Adriaan Koerbagh (1633 – 1669) was a Dutch scholar and writer best known as a critic of religion and conventional morality.

Adriaan Koerbagh studied at the universities of Utrecht and Leiden, becoming a doctor in medicine and master in jurisprudence. He was one of the most radical figures of the Age of Enlightenment, rejecting and reviling the church and state as unreliable institutions and exposing theologians' and lawyers' language as vague and opaque tools to blind the people in order to maintain their own power. Koerbagh put the authority of reason above that of dogmas and was thus seen as a true freethinker, although twentieth century notions of him as an anarchist or libertarian cannot be applied with certainty.
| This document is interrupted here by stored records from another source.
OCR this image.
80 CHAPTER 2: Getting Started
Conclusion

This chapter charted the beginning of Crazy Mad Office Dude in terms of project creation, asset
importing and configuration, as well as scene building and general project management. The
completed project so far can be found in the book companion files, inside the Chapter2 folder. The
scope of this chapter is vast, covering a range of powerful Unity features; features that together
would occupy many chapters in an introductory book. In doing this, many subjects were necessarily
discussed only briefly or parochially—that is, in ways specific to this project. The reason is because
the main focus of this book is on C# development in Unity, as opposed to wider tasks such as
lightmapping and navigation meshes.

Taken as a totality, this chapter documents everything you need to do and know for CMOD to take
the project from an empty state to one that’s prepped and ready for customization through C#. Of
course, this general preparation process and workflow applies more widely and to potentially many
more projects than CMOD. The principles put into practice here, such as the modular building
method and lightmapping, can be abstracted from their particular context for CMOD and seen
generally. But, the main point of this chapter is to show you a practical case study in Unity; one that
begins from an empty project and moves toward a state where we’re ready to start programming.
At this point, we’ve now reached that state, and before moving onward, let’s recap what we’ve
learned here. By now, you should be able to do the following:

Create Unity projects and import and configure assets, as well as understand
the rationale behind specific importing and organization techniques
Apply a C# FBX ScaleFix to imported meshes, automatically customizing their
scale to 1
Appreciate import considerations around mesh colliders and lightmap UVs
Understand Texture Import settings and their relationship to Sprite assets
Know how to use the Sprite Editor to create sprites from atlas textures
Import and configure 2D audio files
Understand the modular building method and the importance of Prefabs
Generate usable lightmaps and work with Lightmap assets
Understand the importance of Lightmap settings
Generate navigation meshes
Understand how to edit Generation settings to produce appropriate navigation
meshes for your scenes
Koerbagh described the Bible and dogmas like the Trinity and the divine nature of Christ as only the work of men. Also, like his contemporary Baruch de Spinoza, he argued that God is identical with nature and that nothing exists outside of nature. Therefore, he argued, natural science, not theology, was the real theology of the world. In his views about the secularization of the Republic of the Netherlands and the limitation of ecclesiastical powers, he argued that religion is irrational and only maintains its position through deception and violence.

He wrote in books 't Nieuw Woorden-Boeck der Regten" (The New Dictionary of Rights, 1664), and in "Een Bloemhof van allerley lieflijkheyd" (A Flower Garden of All Sorts of Delights, 1668), under the pseudonym Vreederijk Waarmond. This book explained various technical terms and foreign words. The Church authorities were offended by the dictionary's articles on religious and political topics, forcing Koerbagh to flee to Culemborg, a legally autonomous town in another province that would not extradite him, and then to Leiden.